If you’ve ditched the enamel destroying cola, sports drinks, and sweetened waters then you’re on the right path. But, as we now know, a non-sugar beverage’s acid content or pH level also has a substantial impact on your oral health. So what sugar-free flavored beverages are the best for oral health?
- Lemon Water: Water does dilute the pH of Lemon juice, but not by much. Assuming an average glass and amount of lemon juice, the pH Lies somewhere between 2 and 3.5. Lemon water won’t stain your teeth, but prolonged exposure to its high acidity can do significant damage to your tooth enamel, and even cause or irritate oral sores.
- Carbonated Water: The average pH of carbonated water is ~4.5, depending on if it’s flavored with citrus or not. The best carbonated waters for your teeth are mineral added, with pH levels closer to 6. Overall, while carbonated water may be doing some damage to your teeth, it is mostly insignificant. For optimal oral health choose carbonated waters with minerals added.
- Coffee: With a pH of 5, Coffee’s acidity is not a major concern for your oral health.

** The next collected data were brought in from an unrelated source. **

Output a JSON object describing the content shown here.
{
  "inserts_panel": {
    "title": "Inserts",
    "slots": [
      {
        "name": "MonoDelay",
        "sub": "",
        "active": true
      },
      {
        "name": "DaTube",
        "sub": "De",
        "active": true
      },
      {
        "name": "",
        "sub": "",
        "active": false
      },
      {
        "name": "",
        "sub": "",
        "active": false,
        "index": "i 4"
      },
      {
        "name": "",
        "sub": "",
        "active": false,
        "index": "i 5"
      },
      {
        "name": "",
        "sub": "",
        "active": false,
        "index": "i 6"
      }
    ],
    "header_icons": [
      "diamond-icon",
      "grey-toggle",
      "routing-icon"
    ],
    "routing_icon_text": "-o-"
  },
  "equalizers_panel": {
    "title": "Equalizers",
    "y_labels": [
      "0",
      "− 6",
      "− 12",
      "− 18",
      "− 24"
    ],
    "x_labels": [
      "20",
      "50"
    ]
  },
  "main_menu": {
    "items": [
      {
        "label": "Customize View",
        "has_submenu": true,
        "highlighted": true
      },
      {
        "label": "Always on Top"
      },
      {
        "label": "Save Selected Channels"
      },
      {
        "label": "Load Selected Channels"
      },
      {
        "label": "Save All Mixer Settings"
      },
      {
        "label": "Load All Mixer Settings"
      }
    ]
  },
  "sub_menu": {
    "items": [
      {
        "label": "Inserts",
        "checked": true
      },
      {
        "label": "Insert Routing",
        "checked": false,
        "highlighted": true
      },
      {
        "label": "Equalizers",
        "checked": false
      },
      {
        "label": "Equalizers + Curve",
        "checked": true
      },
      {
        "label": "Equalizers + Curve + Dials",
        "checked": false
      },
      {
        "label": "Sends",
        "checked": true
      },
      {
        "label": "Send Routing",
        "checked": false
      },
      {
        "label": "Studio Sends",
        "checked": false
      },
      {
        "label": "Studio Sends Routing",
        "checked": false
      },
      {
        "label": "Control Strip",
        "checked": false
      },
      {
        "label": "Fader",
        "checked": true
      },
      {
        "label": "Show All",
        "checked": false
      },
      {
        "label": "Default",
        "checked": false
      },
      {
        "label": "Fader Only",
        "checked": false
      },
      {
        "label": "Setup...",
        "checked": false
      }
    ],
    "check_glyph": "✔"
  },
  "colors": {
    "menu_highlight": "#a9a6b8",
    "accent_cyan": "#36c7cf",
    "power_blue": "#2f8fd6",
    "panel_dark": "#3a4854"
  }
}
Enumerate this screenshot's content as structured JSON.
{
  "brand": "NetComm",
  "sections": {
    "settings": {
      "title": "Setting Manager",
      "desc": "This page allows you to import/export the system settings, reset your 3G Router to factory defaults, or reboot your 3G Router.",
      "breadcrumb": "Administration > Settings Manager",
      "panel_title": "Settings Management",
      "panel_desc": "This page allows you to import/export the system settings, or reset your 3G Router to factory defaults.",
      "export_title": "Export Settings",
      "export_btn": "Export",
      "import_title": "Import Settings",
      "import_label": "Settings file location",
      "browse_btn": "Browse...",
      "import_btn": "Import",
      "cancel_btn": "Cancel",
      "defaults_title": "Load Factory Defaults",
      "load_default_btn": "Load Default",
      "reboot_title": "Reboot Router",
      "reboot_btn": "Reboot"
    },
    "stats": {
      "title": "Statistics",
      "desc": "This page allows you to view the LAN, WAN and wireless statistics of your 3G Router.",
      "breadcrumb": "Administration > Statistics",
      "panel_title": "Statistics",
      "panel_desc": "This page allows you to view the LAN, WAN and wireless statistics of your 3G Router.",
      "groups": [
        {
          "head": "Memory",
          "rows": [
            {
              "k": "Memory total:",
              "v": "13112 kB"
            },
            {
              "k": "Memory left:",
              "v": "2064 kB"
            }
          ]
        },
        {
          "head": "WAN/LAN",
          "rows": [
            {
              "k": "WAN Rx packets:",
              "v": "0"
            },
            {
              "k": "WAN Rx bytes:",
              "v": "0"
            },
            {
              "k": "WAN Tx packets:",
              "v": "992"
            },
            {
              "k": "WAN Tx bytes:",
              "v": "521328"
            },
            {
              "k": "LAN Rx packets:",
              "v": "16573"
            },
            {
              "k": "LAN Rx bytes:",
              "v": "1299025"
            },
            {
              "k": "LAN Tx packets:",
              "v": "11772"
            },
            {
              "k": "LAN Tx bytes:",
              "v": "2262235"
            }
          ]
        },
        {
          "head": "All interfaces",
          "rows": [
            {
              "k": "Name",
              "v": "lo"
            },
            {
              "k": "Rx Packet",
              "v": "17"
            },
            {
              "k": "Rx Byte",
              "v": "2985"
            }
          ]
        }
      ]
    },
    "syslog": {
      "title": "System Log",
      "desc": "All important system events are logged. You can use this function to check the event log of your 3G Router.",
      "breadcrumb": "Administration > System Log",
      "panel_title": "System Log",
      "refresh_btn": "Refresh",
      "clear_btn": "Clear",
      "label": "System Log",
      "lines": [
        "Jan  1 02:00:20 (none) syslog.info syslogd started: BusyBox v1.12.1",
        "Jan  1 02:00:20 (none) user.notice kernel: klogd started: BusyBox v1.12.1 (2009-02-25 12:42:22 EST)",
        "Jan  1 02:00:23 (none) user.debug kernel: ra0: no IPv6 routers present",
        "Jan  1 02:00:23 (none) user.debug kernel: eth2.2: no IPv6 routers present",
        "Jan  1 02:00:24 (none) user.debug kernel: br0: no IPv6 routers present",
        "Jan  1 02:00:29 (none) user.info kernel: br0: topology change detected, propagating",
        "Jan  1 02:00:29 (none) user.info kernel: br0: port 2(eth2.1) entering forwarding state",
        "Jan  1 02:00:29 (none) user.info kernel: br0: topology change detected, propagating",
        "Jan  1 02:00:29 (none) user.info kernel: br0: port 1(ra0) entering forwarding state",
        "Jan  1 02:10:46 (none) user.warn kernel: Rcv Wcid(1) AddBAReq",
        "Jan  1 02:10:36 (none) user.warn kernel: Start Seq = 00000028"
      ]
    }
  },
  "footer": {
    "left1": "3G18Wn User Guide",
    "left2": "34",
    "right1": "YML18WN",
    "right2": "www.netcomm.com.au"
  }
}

However, its powerful colorants will leave stains on your teeth. Want that morning boost but can’t give up your pearly whites? It might be time to switch to espresso. Drinking less liquid over a shorter period of time will expose your teeth to less staining.
- Cucumber water: Looking for a pH neutral, sugar-free, stain-free, alternative to plain water? Look no further than cucumber water! A great alternative to lemon water, cucumber water contains minerals, antioxidants, and vitamins, all while preserving your oral health!
- Green Tea: Green tea boasts a litany of health benefits, rivaling or exceeding those of lemon water. With an average pH of 8, green tea is alkaline! Its alkalinity helps your tooth enamel balance the acidity that it so often encounters. Multiple studies have concluded that regular consumption of unsweetened green tea will help protect against cavities and tooth erosion. Naturally, the tannins present in green tea can stain your teeth a grayish color if regularly consumed. However, these stains are fairly subtle and can be avoided with proper oral hygiene.
So what beverage do we recommend for optimal oral health?
You can’t go wrong with plain water! For a flavorful boost, cucumber and sparkling waters are both delicious and smile-happy alternatives. Enjoy lemon water less often for optimal oral health. For a morning caffeine boost, unsweetened green tea or espresso is the best choice!